The Czech Republic is a country cradled in Central Europe and is a member of the European Union. Despite its membership in the EU, the Czech Republic opted out of adopting the Euro in favor of keeping its own currency, the Koruna (CZK). Formerly a communist country in the Soviet Bloc, the Czech Republic adopted democratic market-oriented policies following the Velvet Revolution in 1989. With this shift toward free markets and an industrial economy, the Czech Republic experienced a credit boom in the early to mid-1990s. Unfortunately for Czech households, with rising credit comes rising debt in the Czech Republic as well.
A Closer Look at Debt in the Czech Republic
After shedding the yolk of communism in 1989, the Czech Republic embraced free-market policies focused on industrialization and the growth and privatization of business.
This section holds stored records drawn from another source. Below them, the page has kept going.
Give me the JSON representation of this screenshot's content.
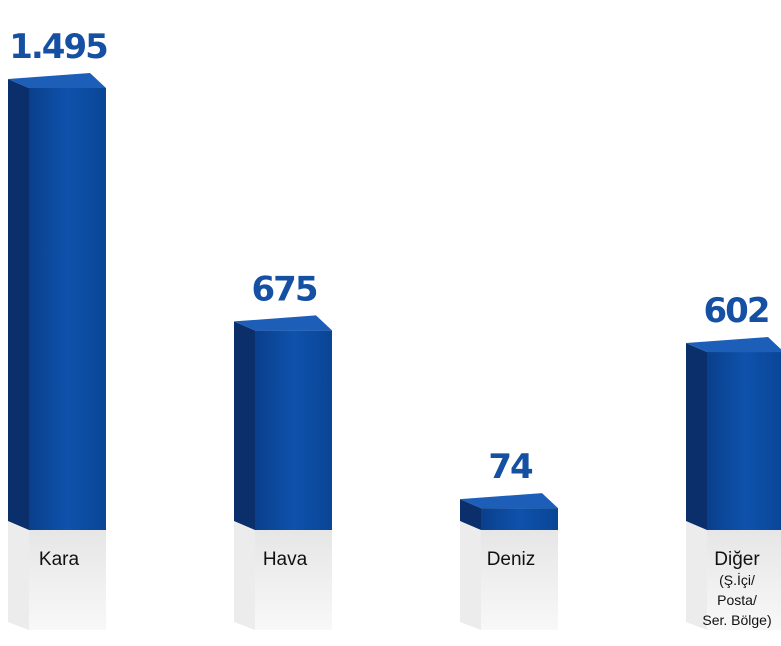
{
  "chart_data": {
    "type": "bar3d",
    "categories": [
      "Kara",
      "Hava",
      "Deniz",
      "Diğer"
    ],
    "category_notes": {
      "3": [
        "(Ş.İçi/",
        "Posta/",
        "Ser. Bölge)"
      ]
    },
    "values": [
      1495,
      675,
      74,
      602
    ],
    "value_labels": [
      "1.495",
      "675",
      "74",
      "602"
    ],
    "color": "#0b4a9f"
  }
}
Deregulation ensued, with particular focus placed on unshackling the banking and lending industries.
Following the credit boom of the 1990s, a reform on the lending system in 2001 provided the opportunity for a slew of private bailiffs to emerge to collect debts racked up throughout the spending boom in the previous decade. These private debt collection agencies often employ aggressive strategies to enforce repayment. The private bailiffs often pursue debts regardless of the debtor’s ability to pay. They utilize brutal strategies for recollection such as freezing bank accounts and siphoning earned income. They even enter into debtors’ homes to seize property.
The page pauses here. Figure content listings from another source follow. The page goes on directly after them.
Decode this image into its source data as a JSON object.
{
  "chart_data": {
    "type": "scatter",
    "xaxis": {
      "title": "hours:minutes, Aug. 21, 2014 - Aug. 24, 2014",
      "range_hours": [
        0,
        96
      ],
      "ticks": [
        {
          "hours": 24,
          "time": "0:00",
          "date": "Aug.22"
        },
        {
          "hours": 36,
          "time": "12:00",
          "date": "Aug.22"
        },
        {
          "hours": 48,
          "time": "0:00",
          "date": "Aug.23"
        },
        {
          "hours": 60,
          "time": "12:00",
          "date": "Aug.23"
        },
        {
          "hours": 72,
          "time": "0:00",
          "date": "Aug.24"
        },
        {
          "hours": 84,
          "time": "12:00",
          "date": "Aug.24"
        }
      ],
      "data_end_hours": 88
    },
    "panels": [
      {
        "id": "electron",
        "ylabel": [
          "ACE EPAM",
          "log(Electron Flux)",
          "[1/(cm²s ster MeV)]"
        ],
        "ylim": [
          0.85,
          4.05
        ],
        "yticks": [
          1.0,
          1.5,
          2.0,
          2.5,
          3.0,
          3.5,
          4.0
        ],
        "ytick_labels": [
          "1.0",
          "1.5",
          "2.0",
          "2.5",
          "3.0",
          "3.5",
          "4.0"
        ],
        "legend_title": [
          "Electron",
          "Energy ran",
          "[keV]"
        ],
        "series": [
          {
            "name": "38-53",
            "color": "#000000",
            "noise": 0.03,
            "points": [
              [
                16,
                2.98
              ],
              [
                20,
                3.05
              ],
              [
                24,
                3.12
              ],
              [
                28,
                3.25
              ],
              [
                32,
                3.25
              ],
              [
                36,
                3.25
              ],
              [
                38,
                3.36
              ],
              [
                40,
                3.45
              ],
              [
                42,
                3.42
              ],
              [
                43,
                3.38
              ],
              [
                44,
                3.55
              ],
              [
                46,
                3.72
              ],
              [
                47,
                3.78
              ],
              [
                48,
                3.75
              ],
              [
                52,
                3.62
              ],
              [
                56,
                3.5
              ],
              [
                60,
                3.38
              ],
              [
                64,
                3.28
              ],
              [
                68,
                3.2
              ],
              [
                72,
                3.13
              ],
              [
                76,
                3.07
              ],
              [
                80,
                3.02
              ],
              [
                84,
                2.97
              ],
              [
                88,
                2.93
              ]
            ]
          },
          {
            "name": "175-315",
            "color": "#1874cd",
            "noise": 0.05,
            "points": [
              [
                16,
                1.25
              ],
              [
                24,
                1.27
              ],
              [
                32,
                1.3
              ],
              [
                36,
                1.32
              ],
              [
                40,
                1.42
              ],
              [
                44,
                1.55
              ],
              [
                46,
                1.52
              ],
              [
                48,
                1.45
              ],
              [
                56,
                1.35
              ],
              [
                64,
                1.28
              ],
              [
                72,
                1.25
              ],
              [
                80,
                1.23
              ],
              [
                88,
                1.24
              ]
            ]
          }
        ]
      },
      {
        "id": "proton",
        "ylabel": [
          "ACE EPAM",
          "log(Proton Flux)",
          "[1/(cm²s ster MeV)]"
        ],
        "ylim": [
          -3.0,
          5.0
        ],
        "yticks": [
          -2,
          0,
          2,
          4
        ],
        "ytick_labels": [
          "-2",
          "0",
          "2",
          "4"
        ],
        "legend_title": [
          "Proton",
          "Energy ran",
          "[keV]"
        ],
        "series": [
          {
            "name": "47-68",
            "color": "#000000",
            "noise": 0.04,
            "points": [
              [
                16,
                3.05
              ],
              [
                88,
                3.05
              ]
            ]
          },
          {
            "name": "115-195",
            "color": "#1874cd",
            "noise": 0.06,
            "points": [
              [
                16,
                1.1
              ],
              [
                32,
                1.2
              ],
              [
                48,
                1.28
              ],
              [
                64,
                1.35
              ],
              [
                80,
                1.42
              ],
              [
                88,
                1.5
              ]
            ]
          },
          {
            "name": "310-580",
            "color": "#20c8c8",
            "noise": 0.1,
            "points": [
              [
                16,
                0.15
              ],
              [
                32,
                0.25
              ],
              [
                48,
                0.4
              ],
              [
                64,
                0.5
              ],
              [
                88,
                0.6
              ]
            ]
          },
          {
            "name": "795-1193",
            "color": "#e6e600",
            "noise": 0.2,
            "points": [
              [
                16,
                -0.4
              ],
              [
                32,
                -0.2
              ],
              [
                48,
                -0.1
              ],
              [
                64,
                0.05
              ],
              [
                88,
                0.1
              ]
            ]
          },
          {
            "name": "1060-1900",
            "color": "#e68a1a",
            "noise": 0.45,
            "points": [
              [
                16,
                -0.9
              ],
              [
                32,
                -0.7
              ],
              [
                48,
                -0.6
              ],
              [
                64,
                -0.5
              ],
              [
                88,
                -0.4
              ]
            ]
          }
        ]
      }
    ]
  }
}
How Debt Destroys Opportunity
Currently, 863,000 Czechs face at least one seizure order. This means, due to the current legal framework, their income above a certain minimum amount can be forcibly redirected towards debt repayments. This represents roughly 10% of the current population of the Czech Republic.
Personal debt in the Czech Republic can become financially crippling for many people. Those with outstanding debts have their income siphoned away to pay the interest. This leads many to enter into the black market to find jobs which would not disclose their income. This expansion of the black market is exacerbating a labor shortage within the Czech economy.
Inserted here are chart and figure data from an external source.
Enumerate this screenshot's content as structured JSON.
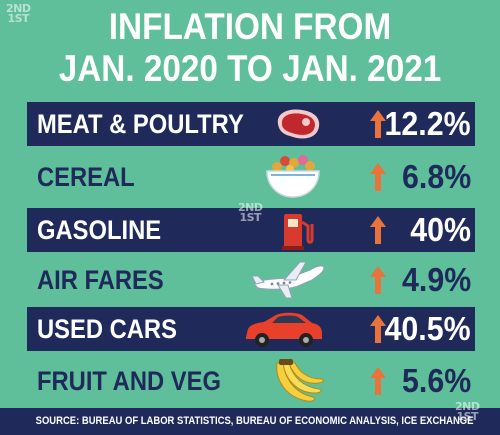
{
  "watermark": {
    "line1": "2ND",
    "line2": "1ST"
  },
  "title": {
    "line1": "INFLATION FROM",
    "line2": "JAN. 2020 TO JAN. 2021"
  },
  "chart_data": {
    "type": "table",
    "title": "INFLATION FROM JAN. 2020 TO JAN. 2021",
    "rows": [
      {
        "category": "MEAT & POULTRY",
        "value": 12.2,
        "display": "12.2%",
        "icon": "steak-icon",
        "direction": "up"
      },
      {
        "category": "CEREAL",
        "value": 6.8,
        "display": "6.8%",
        "icon": "cereal-bowl-icon",
        "direction": "up"
      },
      {
        "category": "GASOLINE",
        "value": 40,
        "display": "40%",
        "icon": "gas-pump-icon",
        "direction": "up"
      },
      {
        "category": "AIR FARES",
        "value": 4.9,
        "display": "4.9%",
        "icon": "airplane-icon",
        "direction": "up"
      },
      {
        "category": "USED CARS",
        "value": 40.5,
        "display": "40.5%",
        "icon": "car-icon",
        "direction": "up"
      },
      {
        "category": "FRUIT AND VEG",
        "value": 5.6,
        "display": "5.6%",
        "icon": "banana-icon",
        "direction": "up"
      }
    ],
    "unit": "%"
  },
  "source": "SOURCE: BUREAU OF LABOR STATISTICS, BUREAU OF ECONOMIC ANALYSIS, ICE EXCHANGE",
  "colors": {
    "background": "#5fbf9a",
    "dark_row": "#1f2a5b",
    "arrow": "#e8743b",
    "text_light": "#ffffff",
    "text_dark": "#1f2a5b"
  }
}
People who accumulate even small debts such as those from telephone bills may face compounding debt traps. This is a result of poor financial literacy and loose regulations on lenders and financial institutions. In addition, there are laws that make bankruptcy declaration extremely convoluted and difficult. This legal and institutional framework of the Czech debt system regressively places an undue burden upon the middle and lower classes to pay debts which they cannot afford. Thus, it stifles economic mobility and magnifies the financial hardships faced by the Czech people.
Finding Ways Out of Debt in the Czech Republic
Fortunately for many within the Czech Republic, various government and non-government solutions are being implemented. Financial literacy is critical when navigating the complex landscape of personal debt, which is one of the main services that Czech nonprofit People in Need provides. People in Need offers debt advisory services to Czech citizens to help them understand financial planning, borrowing and repayment of loans. People in Need also helps debtors legally defend themselves from unjust collections strategies as well as petition for bankruptcy. This can be an important tactic for alleviating debt in the Czech Republic.
The Czech government is also aware of these systemic issues. As of 2017, Parliament has debated bills addressing these strict policies regarding seizures and bankruptcy. Since the early 2000s, the law allows companies to better collect their loans by paying collections agencies. These agencies can cause the fees owed by debtors to skyrocket, potentially over ten-fold. This is due to costly collections processes as well as fees collected by the agencies. Both the government as well as nonprofit organizations like People in Need are working on ways to lower fees. They also work to expand access to the possibility of bankruptcy and more generous debt relief.
The Czech Republic serves as an important case study in national debt policy. Even a relatively rich country in Europe can still place undue financial burdens on its lower classes through inadequate lending laws and aggressive privatization of the credit industry. The work being done by nonprofits and the government should act as an example in reforming household credit markets and hopefully create a more just and forgiving landscape for lenders within the Czech Republic.